Investigation of unsteady wake dynamics in subsonic flow over a rigid parachute

The present study investigates the flow separated from a rigid parachute canopy by characterising the nature of the turbulent structures constituting the shear layer and the near wake. The aim is to emphasise the role of the decelerator geometry in inducing the flow instabilities observed during descent. High-fidelity LES provides a full three-dimensional, time-evolving reconstruction of the flow field around the selected geometry in a subsonic turbulent flow. Wind tunnel experiments use planar PIV to characterise the wake flow field in a matching test case condition for validation purposes.
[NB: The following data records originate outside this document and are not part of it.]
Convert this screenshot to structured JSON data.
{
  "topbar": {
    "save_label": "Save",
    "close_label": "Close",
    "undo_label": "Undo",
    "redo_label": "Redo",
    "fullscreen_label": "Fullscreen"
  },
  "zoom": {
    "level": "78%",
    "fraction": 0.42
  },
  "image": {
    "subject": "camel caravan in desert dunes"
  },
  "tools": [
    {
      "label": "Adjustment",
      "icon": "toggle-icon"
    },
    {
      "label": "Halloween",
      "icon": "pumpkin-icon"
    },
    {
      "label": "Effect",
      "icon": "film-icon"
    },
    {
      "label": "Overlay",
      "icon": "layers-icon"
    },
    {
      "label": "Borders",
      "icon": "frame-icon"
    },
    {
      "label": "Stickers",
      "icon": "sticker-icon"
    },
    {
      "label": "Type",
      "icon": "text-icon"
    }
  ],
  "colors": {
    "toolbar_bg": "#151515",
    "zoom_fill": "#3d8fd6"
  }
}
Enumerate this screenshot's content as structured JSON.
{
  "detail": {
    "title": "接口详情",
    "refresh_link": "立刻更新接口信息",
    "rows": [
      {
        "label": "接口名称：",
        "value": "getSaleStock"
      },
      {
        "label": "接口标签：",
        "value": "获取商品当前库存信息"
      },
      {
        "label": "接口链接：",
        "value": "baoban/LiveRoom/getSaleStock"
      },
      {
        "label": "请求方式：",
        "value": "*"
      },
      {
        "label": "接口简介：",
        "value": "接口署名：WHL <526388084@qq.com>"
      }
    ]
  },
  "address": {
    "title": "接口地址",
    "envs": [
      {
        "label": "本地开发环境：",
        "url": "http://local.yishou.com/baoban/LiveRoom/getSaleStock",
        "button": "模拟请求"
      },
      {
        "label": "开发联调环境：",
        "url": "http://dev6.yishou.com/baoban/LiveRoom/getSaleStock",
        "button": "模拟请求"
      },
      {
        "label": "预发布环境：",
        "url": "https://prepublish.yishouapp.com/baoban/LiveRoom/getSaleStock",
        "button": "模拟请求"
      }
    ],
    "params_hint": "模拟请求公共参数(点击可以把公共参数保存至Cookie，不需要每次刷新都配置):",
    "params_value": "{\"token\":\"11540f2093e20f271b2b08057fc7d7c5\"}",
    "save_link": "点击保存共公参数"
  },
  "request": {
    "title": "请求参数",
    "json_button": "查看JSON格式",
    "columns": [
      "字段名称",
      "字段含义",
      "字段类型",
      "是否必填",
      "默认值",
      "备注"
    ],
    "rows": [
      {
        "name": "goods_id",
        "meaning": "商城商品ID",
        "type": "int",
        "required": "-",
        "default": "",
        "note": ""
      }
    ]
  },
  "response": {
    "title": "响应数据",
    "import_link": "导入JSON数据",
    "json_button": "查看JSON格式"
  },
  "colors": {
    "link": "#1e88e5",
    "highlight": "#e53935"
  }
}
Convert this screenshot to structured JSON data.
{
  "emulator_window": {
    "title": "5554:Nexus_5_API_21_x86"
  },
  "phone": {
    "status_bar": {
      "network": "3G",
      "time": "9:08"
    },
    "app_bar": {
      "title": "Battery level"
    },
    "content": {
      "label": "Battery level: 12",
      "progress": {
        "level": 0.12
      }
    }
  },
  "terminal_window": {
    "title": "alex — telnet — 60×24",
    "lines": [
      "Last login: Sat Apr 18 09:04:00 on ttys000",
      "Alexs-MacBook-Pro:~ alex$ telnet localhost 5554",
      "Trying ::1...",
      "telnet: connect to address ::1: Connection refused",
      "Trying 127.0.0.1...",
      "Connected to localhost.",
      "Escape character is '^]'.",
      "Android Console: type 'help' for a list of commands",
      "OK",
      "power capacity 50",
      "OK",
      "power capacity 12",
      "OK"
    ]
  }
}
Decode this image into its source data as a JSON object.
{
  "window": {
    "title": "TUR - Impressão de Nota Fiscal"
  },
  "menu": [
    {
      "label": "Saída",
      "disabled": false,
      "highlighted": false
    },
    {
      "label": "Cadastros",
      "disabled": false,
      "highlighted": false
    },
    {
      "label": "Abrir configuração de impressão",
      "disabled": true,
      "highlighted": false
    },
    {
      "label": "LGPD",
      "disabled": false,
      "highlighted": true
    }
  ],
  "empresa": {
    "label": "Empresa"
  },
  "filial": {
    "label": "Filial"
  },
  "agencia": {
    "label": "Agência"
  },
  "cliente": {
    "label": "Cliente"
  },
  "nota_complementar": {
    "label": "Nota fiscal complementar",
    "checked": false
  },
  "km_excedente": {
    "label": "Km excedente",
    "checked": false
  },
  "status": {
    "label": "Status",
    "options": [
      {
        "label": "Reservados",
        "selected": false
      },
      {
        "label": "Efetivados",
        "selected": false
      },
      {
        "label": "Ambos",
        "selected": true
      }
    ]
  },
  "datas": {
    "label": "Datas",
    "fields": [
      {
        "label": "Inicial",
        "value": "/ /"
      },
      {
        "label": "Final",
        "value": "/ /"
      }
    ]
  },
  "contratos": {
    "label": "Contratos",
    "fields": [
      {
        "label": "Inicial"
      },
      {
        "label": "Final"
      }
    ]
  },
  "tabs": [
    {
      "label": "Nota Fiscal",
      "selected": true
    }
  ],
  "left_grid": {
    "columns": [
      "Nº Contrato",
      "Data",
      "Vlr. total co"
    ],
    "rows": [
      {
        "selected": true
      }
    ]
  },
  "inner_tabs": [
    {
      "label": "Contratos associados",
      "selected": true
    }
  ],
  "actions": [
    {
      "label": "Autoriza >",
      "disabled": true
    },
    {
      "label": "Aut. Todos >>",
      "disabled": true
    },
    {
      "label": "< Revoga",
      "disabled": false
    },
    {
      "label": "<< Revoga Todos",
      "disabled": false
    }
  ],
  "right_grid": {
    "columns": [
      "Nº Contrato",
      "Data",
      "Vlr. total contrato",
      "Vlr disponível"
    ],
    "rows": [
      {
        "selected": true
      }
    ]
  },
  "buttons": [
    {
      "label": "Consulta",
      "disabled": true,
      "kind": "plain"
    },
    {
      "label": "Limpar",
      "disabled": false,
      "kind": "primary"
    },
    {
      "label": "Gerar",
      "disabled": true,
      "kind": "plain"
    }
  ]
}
Wake velocity profiles show good agreement between experiments and simulations. The focus is placed on the geometry details of the parachute, specifically on the alternated convex-concave features of the inflated canopy shape, and their role in affecting flow separation. Results show that the creased configuration promotes the formation of counter-rotating vortices in the valleys, locally delaying detachment by entraining flow into these regions. On the surface, the three-dimensional flow patterns reflect in pressure fluctuations that, in a flexible canopy, would lead to high-frequency oscillations at the canopy skirt, contributing to the onset of the so-called 'breathing' instability. The analysis isolates the effects of geometry from material response, highlighting the relevance of canopy shape in determining the wake structure.